The Bank faces a delicate balancing act between controlling inflation and maintaining economic growth. Data earlier this week revealed that activity in the services sector slowed to its lowest level since March 2003 as firms such as banks, hotels and restaurants felt the force of rising costs and a downturn in new orders.
There was also a shock fall in manufacturing output in March, with a 0.5% decline surprising analysts who had forecast manufacturing production to remain unchanged during the month.
Manufacturers’ organisation EEF reluctantly accepted the decision but believes that interest rates will almost certainly need to be cut again in June.
EEF regional director Alan Hall said: “The economy has been through a series of shocks since the credit crisis hit last summer and the Bank has been right so far in responding with a measured approach on rates. However, despite concerns on inflation, further cuts to interest rates are needed to prevent the economy from drifting towards recession.”

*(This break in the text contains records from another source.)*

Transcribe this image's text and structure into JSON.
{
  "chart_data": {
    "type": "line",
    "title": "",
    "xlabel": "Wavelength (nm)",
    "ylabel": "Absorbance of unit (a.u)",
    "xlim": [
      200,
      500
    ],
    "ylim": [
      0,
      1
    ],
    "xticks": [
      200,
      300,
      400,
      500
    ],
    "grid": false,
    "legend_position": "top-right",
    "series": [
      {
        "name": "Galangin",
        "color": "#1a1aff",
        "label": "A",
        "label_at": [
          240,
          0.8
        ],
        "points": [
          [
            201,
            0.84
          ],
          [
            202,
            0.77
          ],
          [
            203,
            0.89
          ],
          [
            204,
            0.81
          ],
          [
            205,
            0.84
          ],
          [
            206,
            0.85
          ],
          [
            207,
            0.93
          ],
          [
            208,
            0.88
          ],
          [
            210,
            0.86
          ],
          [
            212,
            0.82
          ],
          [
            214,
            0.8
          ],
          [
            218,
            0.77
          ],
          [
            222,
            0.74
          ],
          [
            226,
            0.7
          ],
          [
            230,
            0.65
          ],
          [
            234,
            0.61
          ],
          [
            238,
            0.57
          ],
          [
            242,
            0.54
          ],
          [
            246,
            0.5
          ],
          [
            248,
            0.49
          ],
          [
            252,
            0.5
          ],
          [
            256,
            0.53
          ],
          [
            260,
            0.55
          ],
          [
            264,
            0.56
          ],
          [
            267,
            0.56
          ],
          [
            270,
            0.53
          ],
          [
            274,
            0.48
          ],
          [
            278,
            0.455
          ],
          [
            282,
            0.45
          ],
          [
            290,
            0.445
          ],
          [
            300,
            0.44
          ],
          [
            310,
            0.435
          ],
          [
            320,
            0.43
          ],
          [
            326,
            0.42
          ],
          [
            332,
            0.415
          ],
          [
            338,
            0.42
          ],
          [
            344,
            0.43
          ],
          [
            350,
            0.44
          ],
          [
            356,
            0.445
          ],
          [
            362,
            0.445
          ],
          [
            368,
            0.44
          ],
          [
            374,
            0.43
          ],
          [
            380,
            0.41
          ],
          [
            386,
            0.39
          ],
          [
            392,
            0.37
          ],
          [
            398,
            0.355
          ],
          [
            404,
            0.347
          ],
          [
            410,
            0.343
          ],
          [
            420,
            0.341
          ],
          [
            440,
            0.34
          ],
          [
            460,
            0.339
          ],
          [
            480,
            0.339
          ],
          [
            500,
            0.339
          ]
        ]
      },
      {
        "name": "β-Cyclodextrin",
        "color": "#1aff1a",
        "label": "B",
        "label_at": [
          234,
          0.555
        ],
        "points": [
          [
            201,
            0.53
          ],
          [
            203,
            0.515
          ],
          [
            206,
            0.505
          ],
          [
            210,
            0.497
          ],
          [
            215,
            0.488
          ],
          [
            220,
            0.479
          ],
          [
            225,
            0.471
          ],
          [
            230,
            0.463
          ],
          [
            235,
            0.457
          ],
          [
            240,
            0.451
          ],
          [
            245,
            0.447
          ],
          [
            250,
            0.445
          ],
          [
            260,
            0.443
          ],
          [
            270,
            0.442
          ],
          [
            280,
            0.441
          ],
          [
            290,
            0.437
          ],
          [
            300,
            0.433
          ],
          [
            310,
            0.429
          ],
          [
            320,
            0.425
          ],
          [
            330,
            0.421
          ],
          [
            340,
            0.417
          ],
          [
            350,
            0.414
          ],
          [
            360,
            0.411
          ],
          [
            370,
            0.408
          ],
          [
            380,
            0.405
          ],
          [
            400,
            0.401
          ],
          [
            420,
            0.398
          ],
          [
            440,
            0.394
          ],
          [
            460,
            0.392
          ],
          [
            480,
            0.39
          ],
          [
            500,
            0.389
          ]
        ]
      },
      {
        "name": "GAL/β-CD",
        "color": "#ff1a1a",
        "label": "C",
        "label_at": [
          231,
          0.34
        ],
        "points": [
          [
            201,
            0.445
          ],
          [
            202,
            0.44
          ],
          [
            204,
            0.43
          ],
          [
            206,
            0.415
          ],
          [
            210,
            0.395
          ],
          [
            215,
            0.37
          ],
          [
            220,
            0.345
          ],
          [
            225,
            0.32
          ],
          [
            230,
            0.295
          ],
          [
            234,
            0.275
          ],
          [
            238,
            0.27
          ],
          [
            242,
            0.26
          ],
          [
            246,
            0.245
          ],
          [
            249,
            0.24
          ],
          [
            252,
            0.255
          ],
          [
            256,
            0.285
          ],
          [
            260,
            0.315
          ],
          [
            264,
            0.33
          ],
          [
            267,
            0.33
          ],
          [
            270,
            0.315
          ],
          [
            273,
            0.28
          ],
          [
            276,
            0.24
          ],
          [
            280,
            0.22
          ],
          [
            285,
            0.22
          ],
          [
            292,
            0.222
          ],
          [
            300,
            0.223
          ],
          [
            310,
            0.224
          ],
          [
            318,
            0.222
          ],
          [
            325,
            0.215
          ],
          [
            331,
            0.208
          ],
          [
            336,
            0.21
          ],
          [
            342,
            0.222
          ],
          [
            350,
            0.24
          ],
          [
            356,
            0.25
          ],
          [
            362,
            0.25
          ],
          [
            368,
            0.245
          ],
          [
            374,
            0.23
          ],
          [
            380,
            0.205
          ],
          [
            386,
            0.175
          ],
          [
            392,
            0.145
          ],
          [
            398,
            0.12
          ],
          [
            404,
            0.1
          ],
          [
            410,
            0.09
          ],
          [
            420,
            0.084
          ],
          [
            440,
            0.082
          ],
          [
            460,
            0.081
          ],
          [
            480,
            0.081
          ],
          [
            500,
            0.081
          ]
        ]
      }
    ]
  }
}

Richard Bottomley, president of the North East Chamber of Commerce, said: “The Bank has had to handle conflicting issues – cut rates to maintain strength in the economy, or freeze them to keep a handle on inflation. It has clearly decided that, at this point, keeping a lid on inflation is the key priority. However, it seems inevitable that a cut will be made in the very near future.
“Perhaps the greatest pressure on businesses looking to grow at present is the availability of finance which has either dried up or is only available at high interest rates. The Bank has made efforts with its recent £50bn injection of liquidity to encourage lenders to free up finance but this is taking its time to trickle through.”
Further pressure was piled on the MPC after the property market showed further signs of a downturn and soaring oil prices are increasingly hitting business.
One of the MPC’s nine members, David Blanchflower, made his feelings known last week after saying aggressive action was needed to prevent the UK economy falling into recession.